Sem citar Bolsonaro diretamente, o presidente da Câmara afirmou que “criar tensão institucional não ajuda o país a evoluir”. “O Brasil precisa de paz e responsabilidade para progredir”, disse. Maia está na Espanha, onde cumpre agendas oficiais. Ele retorna ao Brasil apenas na segunda-feira, dia 2.
O presidente do Supremo Tribunal Federal (STF), Dias Toffoli, afirmou que o Brasil “não pode conviver com um clima de disputa permanente” e que é preciso “paz para construir o futuro”. Em nota, o chefe do Judiciário também diz não existir “democracia sem um Parlamento atuante, um Judiciário independente e um Executivo já legitimado pelo voto”. Toffoli finaliza a declaração citando que a “convivência harmônica entre todos é o que constrói uma grande nação”.
Ruído na comunicação, coronavírus…
Algumas figuras que são alinhadas ideologicamente a Bolsonaro criticaram o episódio. O senador Major Olímpio (PSL-SP) publicou um vídeo em sua conta no Twitter no qual comenta o caso. Disse estranhar que manifestações inicialmente convocadas contra a possibilidade do Congresso derrubar vetos presidenciais sobre as emendas impositivas tenham apoio do governo, uma vez que, segundo ele, houve acordo costurado entre parlamentares e governo com o objetivo de ampliar o orçamento das emendas impositivas.
“Eu ainda quero crer que tenha havido algum ruído de comunicação. Pode ter sido algum familiar a disparar mensagens do telefone de Bolsonaro. Já aconteceu isso em situações anteriores”, falou senador.
Pelo Twitter, a deputada estadual Janaína Paschoal (PSL-SP), uma das autoras do pedido de impeachment de Dilma Rousseff e que chegou a ser cotada para vice de Bolsonaro, fez uma crítica curiosa. “Sempre fui crítica a manifestações convocadas por quem está no poder (sigo sendo). Também sigo entendendo que compartilhar um vídeo com elogio próprio, apesar de brega, não dá impeachment”, escreveu.
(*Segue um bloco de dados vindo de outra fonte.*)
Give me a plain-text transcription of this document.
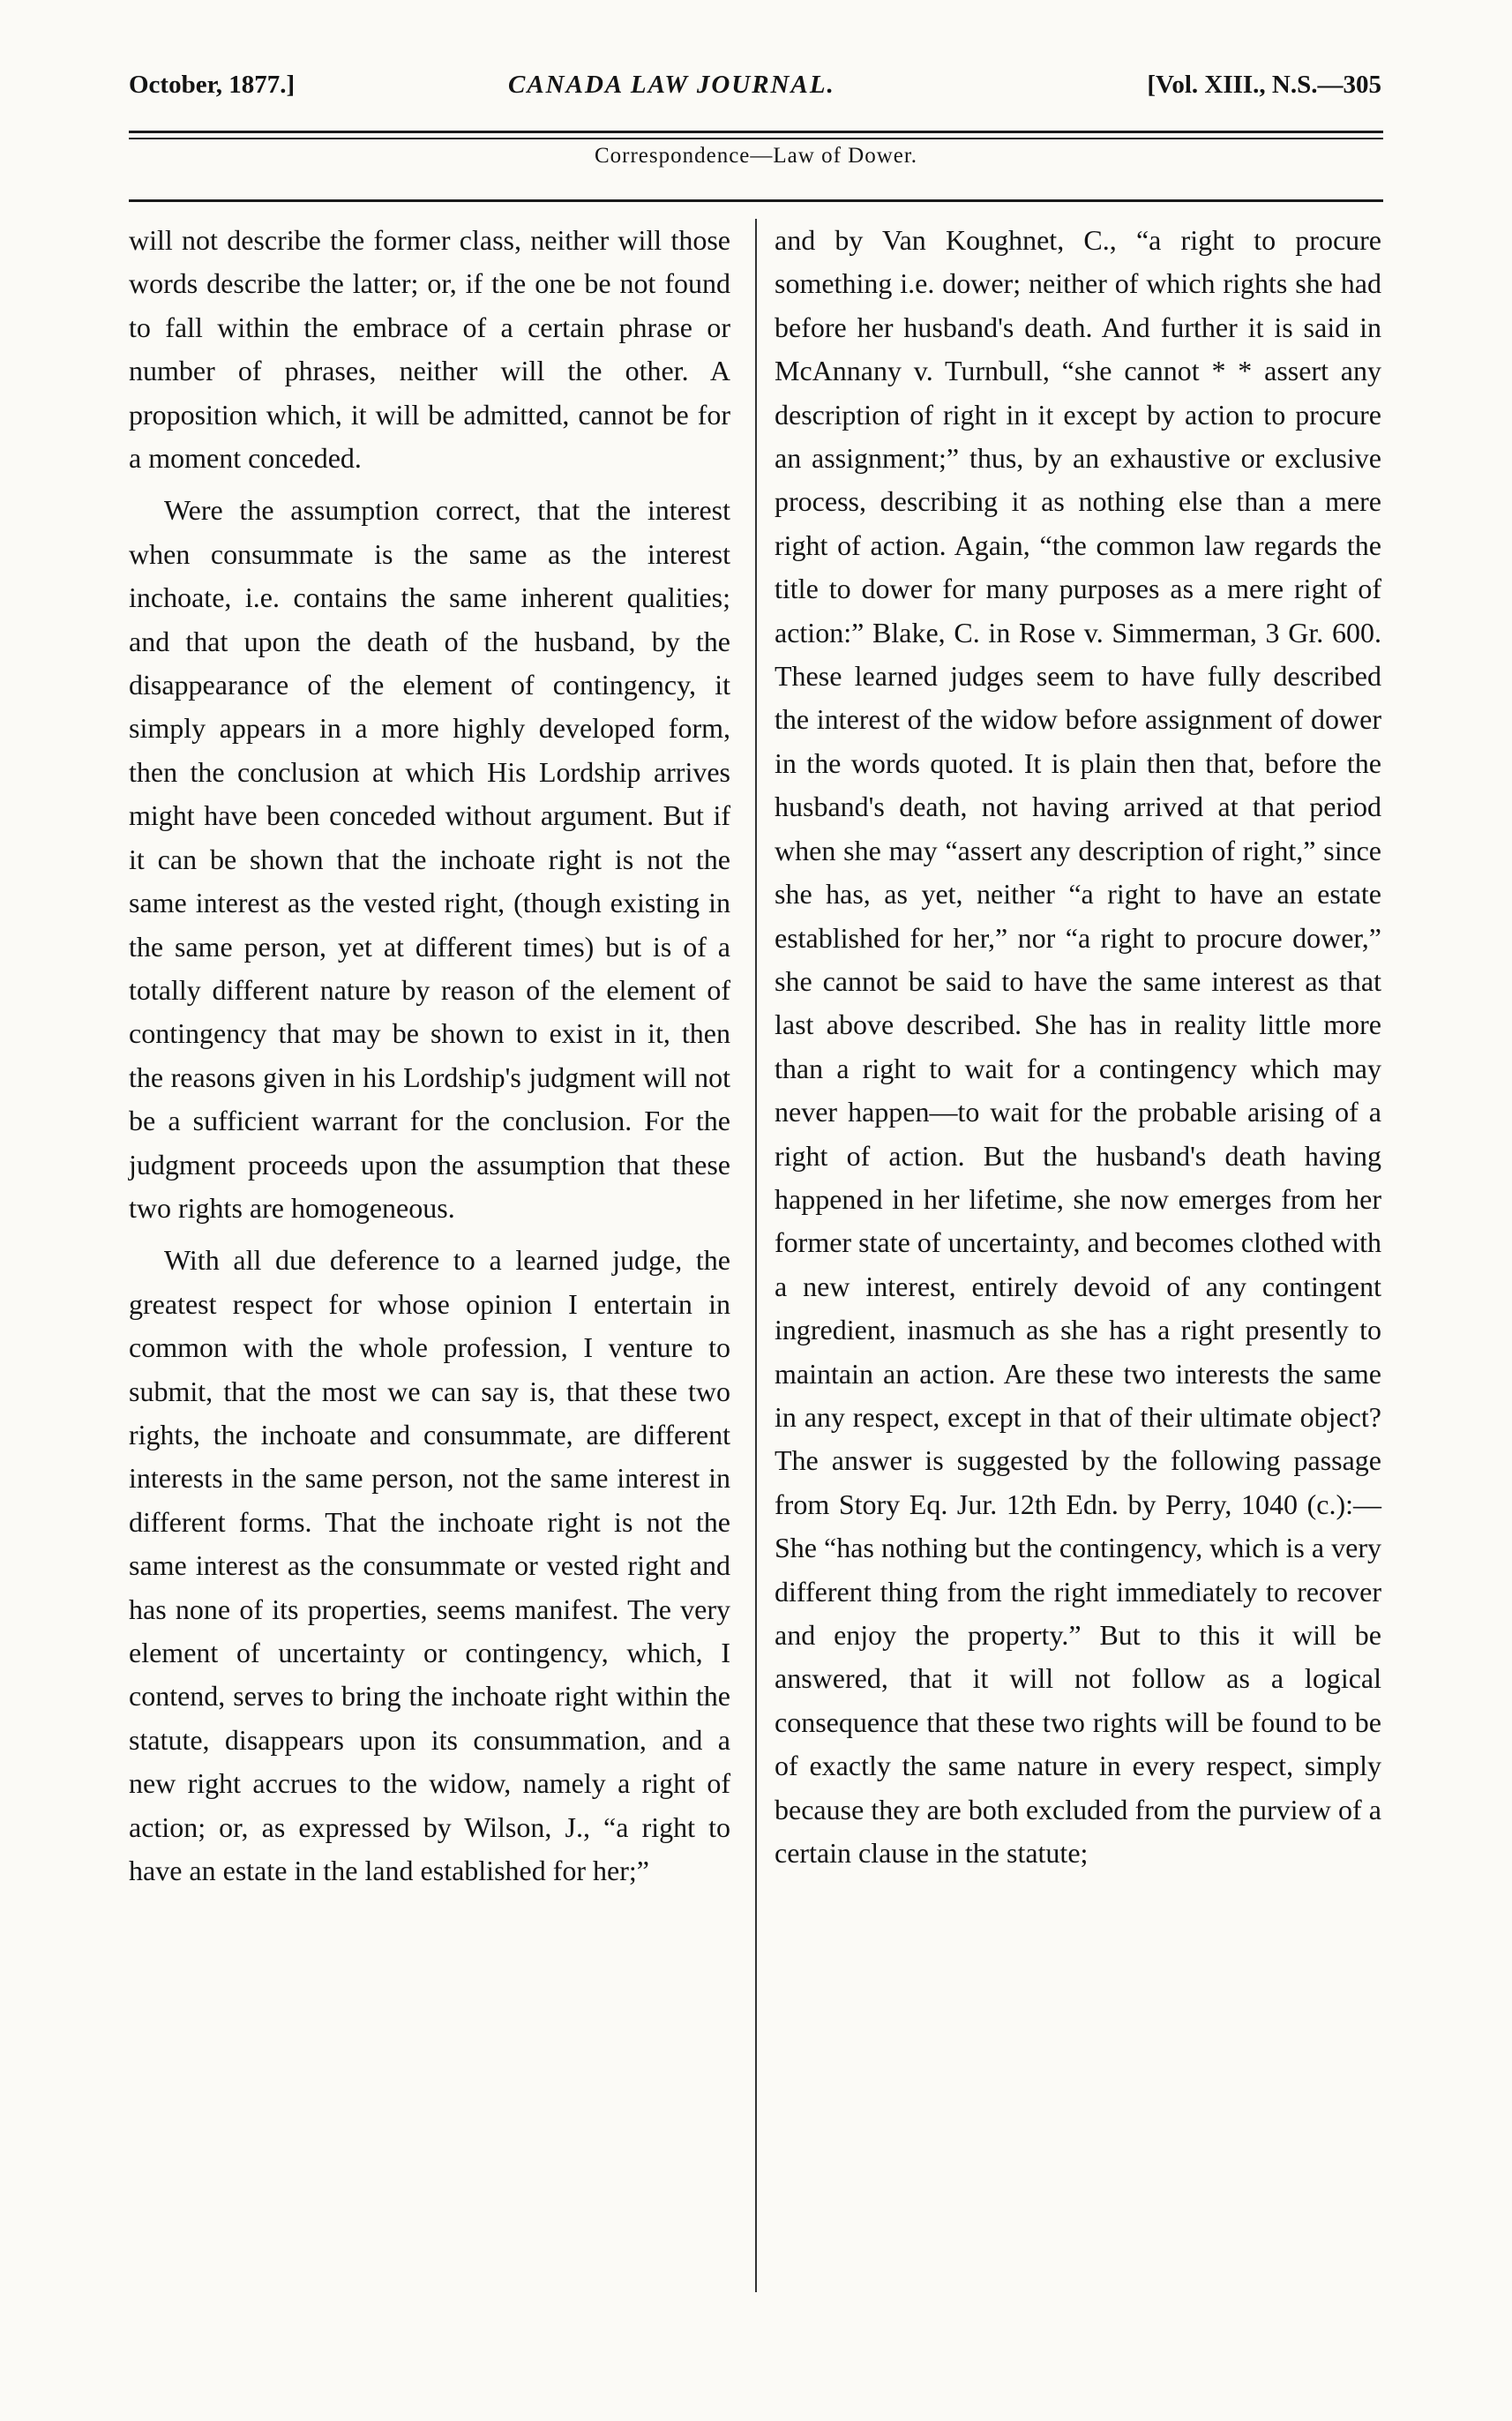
October, 1877.]	CANADA LAW JOURNAL.	[Vol. XIII., N.S.—305
Correspondence—Law of Dower.

will not describe the former class, neither will those words describe the latter; or, if the one be not found to fall within the embrace of a certain phrase or number of phrases, neither will the other. A proposition which, it will be admitted, cannot be for a moment conceded.

Were the assumption correct, that the interest when consummate is the same as the interest inchoate, i.e. contains the same inherent qualities; and that upon the death of the husband, by the disappearance of the element of contingency, it simply appears in a more highly developed form, then the conclusion at which His Lordship arrives might have been conceded without argument. But if it can be shown that the inchoate right is not the same interest as the vested right, (though existing in the same person, yet at different times) but is of a totally different nature by reason of the element of contingency that may be shown to exist in it, then the reasons given in his Lordship's judgment will not be a sufficient warrant for the conclusion. For the judgment proceeds upon the assumption that these two rights are homogeneous.

With all due deference to a learned judge, the greatest respect for whose opinion I entertain in common with the whole profession, I venture to submit, that the most we can say is, that these two rights, the inchoate and consummate, are different interests in the same person, not the same interest in different forms. That the inchoate right is not the same interest as the consummate or vested right and has none of its properties, seems manifest. The very element of uncertainty or contingency, which, I contend, serves to bring the inchoate right within the statute, disappears upon its consummation, and a new right accrues to the widow, namely a right of action; or, as expressed by Wilson, J., “a right to have an estate in the land established for her;”

and by Van Koughnet, C., “a right to procure something i.e. dower; neither of which rights she had before her husband's death. And further it is said in McAnnany v. Turnbull, “she cannot * * assert any description of right in it except by action to procure an assignment;” thus, by an exhaustive or exclusive process, describing it as nothing else than a mere right of action. Again, “the common law regards the title to dower for many purposes as a mere right of action:” Blake, C. in Rose v. Simmerman, 3 Gr. 600. These learned judges seem to have fully described the interest of the widow before assignment of dower in the words quoted. It is plain then that, before the husband's death, not having arrived at that period when she may “assert any description of right,” since she has, as yet, neither “a right to have an estate established for her,” nor “a right to procure dower,” she cannot be said to have the same interest as that last above described. She has in reality little more than a right to wait for a contingency which may never happen—to wait for the probable arising of a right of action. But the husband's death having happened in her lifetime, she now emerges from her former state of uncertainty, and becomes clothed with a new interest, entirely devoid of any contingent ingredient, inasmuch as she has a right presently to maintain an action. Are these two interests the same in any respect, except in that of their ultimate object? The answer is suggested by the following passage from Story Eq. Jur. 12th Edn. by Perry, 1040 (c.):—She “has nothing but the contingency, which is a very different thing from the right immediately to recover and enjoy the property.” But to this it will be answered, that it will not follow as a logical consequence that these two rights will be found to be of exactly the same nature in every respect, simply because they are both excluded from the purview of a certain clause in the statute;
Janaína ainda falou que o presidente e seus apoiadores deveriam desconvocar o ato por causa da confirmação do primeiro caso de coronavírus no país. “Aglomerações favorecem o contágio. Caso haja situações pontuais de chantagem, o Presidente pode fazer uma live, nomeando um a um. A Procuradoria Geral da República, então, poderá agir formalmente”, argumentou.